I’m not saying let’s all go in the total opposite direction, or that it’s ok be an idiot and forget adherence to social norms. I still want people to maintain good hygiene and use basic manners but, how about this: how about we all just be decent people and, after that, stop giving a fuck about what everyone is going to think about us if we chose to do something that someone else doesn’t agree with? Can’t we all just heed the invaluable advice of the great Ron Burgundy who, to settle the score with Veronica Corningstone over the meaning of San Diego, so judiciously proclaimed that they, “agree to disagree?”

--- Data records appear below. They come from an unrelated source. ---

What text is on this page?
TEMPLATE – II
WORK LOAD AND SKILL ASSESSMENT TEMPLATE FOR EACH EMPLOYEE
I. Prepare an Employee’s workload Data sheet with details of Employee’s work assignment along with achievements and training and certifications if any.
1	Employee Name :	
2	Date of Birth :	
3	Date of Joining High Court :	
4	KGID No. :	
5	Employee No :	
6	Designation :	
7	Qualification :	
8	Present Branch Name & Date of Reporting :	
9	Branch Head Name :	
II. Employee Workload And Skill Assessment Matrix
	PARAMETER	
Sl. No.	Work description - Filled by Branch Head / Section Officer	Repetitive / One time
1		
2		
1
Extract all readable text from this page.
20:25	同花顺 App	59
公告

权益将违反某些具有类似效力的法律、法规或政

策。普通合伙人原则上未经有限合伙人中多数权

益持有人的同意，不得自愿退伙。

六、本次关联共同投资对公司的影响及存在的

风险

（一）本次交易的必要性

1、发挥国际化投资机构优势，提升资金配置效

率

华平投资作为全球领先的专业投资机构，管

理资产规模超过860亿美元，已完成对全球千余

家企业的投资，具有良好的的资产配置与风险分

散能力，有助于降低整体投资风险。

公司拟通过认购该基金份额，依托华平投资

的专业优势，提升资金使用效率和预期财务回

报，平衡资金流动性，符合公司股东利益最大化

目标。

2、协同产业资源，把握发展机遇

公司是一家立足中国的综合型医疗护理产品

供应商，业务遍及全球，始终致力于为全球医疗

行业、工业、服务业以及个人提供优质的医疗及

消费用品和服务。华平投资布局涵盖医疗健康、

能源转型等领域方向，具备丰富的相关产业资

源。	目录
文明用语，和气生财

This concept is something I really need to take to heart more myself. It’s been on my mind, and it’s been a while since I have done much in the way of my own self-interest. I think it is because, deep down, I’ve worried that I might look selfish or less invested in my children, husband and home. I’ve taken so much pride in being good at that stuff because it is technically “my job”.  The thing is though, I feel I could have something to offer beyond my role as a mother and homemaker. Recently, I have been working on some new professional endeavors. Starting this blog just about a year ago opened up a desire inside me, and my hope is to reach more people and achieve success through new mediums. Everything about doing this has actually been really hard for me. Everything I’ve shared has made me second guess myself at some point. Whether it’s my grammar, my thoughts, my language or my humor, it’s a risk to put yourself out there because I’ve opened myself to people’s opinions, both supportive and critical. That’s OK though, I’m tough enough to handle it, and here is all I need to know: I am a wife and a mother. I am person who has been through a lot. I know who I am and what is most important in life. I am a decent human. I am loved by the people who matter to me. I am so grateful for my incredible blessings. I will never lose sight of these things.

Here’s to doing something you want 2019. Wherever the chips may land, at least you’ll know you tried.


12 thoughts on “Know Your Role

  1. Fucking hate smart phones. If I had money for every time I wrote something. Only to have the screen change and wipe it all away ha Wong to start from scratch.

    Well said and written. I feel this everyday starting from when my first born arrived. I recall sitting in the beach sleep deprived, tending to my newborn’s every need while watching his father surf. While my role had chnaged in becoming a wife it did so by suffocating my “self” and his role of becoming a father enhanced his role as a man. I still feel this way today. I can’t Fully pursue my dream without sacrificing sleep, self care or relationships. That said I have decided 2019 is my year. A year to change and redefine my role as the woman I want to be and redicover the woman I always have been. Thanks for sharing this with all of us.


    1. Love that now I know your name. You are awesome. Real, honest, funny and talented as hell! Thanks for the thoughtful reply. I’m glad to know how you relate in such a genuine way.


  2. Love this Caitlin. When my older boys were 4 and 2 and I stopped coaching college I really struggled with who I was and if I was anything but a mom anymore. It was a super scary time and I applaud you for starting the blog and looking at this time positively. It really is so hard. Keep it up! You are killing it!!